Thursday, August 28, 2014

Add to the Beauty





I have always liked the song Add to the Beauty by Christian artist Sara Groves, because it seemed to say practically everything I believed about how life was and how it should be viewed, lived, practiced.

Which is to say, it doesn't have anything to do with ease or comfort, but everything to do with hard work, personal vision and a burning desire to do whatever your story demands. The problem here, of course, is finding the time.

This last week has been overly hectic in the places of my mind. Plural, yes. My mind exists on several planes at once, and usually not in one sector of reality. I am- to put it lightly- all over the place in my head, at all times. An educational psychologist given the job of figuring out why I was such a mess at one point in my life said that, while I was bright and well organized in my responses, I seemed overly visual. And I had dyscalculia. And synaesthesia. But he didn't think I had ADD, because I wasn't bouncing off the walls. In fact- I was pretty laid back. This evaluation helped exactly not at all when it came to my academics, but it did make me more interesting in my own eyes, itself a positive, I suppose. And only I could find a "disability" interesting- another quirk.

But where was I? Oh yes- all over the place and hectic.

The kids have returned to school which means I get to make lunches. Why this freaks me out every year, I have no idea. It might be because my current kitchen situation bites. Or maybe it might be because I feel uninspired by the usual lunch options- Egg salad gets a bit samey. Baby carrots do as well. Most of the peanut butter has palm oil in it (it doesn't here!). Early in the week I bought a bag of cotton candy grapes for the kid's lunches. One day that lasted. Don't even get me started on packaged crackers/cookies/biscuits/pastries and bread. Gah. But I had a drop of inspiration hit earlier today- make their lunches what you're always yakking about concerning restaurants you would like to run one day. Duh. Oh yeah- do the thing I really like doing, instead of relying on the status quo for lunch. Redemption comes in strange places, small spaces- even lunch. Add to the beauty.

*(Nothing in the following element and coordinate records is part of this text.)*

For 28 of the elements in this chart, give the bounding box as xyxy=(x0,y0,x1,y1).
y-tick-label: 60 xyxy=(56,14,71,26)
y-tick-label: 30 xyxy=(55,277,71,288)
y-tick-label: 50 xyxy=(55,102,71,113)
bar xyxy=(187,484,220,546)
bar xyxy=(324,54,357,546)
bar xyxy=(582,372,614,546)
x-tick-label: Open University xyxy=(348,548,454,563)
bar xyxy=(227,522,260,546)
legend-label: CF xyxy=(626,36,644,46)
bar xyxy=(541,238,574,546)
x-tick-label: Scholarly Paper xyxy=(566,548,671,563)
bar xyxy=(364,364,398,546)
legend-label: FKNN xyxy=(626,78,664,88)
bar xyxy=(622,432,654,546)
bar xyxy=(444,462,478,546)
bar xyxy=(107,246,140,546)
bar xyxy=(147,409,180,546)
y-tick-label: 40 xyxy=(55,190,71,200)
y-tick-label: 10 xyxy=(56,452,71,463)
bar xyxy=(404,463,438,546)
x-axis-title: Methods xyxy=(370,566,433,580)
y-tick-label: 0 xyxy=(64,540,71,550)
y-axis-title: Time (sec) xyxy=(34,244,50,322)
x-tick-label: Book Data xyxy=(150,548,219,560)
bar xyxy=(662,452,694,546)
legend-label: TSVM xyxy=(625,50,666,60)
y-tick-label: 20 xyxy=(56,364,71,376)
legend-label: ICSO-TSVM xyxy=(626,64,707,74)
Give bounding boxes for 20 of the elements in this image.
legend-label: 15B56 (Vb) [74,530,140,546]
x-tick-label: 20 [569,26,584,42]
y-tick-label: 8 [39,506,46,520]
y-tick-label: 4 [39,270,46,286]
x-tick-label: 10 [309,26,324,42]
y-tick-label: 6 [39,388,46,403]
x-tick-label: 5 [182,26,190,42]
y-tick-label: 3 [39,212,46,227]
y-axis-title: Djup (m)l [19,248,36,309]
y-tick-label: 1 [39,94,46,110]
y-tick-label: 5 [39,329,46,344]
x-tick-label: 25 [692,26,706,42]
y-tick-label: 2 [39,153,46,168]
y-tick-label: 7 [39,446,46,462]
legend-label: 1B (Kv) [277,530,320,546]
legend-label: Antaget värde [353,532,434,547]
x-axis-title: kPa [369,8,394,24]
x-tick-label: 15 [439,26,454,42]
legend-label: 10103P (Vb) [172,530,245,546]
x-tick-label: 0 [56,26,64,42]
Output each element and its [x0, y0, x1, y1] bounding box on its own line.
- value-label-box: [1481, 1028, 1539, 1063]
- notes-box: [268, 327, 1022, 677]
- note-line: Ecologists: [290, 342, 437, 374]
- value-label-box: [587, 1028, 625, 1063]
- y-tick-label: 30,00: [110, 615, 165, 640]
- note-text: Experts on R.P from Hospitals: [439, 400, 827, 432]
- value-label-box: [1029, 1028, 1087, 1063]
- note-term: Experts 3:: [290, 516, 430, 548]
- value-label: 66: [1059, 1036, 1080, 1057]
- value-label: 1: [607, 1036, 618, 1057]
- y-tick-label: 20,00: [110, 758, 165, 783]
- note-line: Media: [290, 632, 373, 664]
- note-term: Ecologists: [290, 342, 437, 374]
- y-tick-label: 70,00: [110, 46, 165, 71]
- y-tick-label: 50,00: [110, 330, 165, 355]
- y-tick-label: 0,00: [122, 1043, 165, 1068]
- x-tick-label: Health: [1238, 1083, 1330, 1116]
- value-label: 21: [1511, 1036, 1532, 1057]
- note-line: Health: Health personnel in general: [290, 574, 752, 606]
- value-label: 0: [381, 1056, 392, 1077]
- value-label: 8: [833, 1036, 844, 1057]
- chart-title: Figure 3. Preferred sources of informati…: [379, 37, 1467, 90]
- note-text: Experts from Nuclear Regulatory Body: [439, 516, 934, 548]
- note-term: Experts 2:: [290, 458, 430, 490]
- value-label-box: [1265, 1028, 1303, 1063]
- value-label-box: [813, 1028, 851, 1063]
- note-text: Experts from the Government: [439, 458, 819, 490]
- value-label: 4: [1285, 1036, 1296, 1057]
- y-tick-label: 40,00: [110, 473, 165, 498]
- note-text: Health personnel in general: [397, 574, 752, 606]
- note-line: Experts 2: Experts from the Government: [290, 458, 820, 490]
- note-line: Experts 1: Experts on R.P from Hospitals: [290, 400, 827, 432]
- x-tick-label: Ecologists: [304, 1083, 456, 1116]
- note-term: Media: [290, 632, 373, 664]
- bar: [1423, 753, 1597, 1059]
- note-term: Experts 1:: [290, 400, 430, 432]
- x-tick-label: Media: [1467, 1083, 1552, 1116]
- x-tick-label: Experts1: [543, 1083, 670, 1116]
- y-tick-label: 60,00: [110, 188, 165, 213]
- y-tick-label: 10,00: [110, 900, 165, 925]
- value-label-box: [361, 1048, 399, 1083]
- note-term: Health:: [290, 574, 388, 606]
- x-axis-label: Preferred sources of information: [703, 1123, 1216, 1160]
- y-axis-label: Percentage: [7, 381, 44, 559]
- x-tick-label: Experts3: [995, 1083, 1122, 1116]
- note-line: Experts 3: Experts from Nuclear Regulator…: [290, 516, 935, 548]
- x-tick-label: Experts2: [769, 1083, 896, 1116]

I'm in the last week of a job I particularly liked, with people I love, to go to a new one. I need the hours, and it isn't all about the money. Mostly it has to do with getting me out of the house so I don't plant myself A: in bed with my cell phone, forgetting to shower, B: In front of the computer for hours, wasting time, C: Manically cleaning out the house, room by room by myself, only to have certain people wreck my hard work in 10 seconds flat. While I definitely am not great at structuring myself in the house, I do a lot better when someone gives me structure in the form of a job. Therefore- I work. What will I be doing? Some baking. Some taking-of-money. I'll be able to talk to people- interact and be social- and not stand around monitoring my phone in my house and waiting for inspiration to sparkle itself into a corner of my brain. I'll be doing something I'm pretty good at, anyway. Add to the beauty.

I turned 40 over the weekend- I'm pretty sure this should mean something, and in an odd way it does. Example: I felt the reigns of some expectations and dreams loosen a little. This is important, if only for matters of purpose and reality- I'm not going to get it all done, and that's okay. Stories need editing and not every chapter is necessary. I need to shorten the list to what is really important to me. That said- what is important was most of the list, so the sorting and deciding will be fun. Not. This is where grace arrives, inviting the beauty to arrive on it's own, regardless.

Today's story is still playing out. I think it might involve something called Apple Blackberry Cake in the next little while.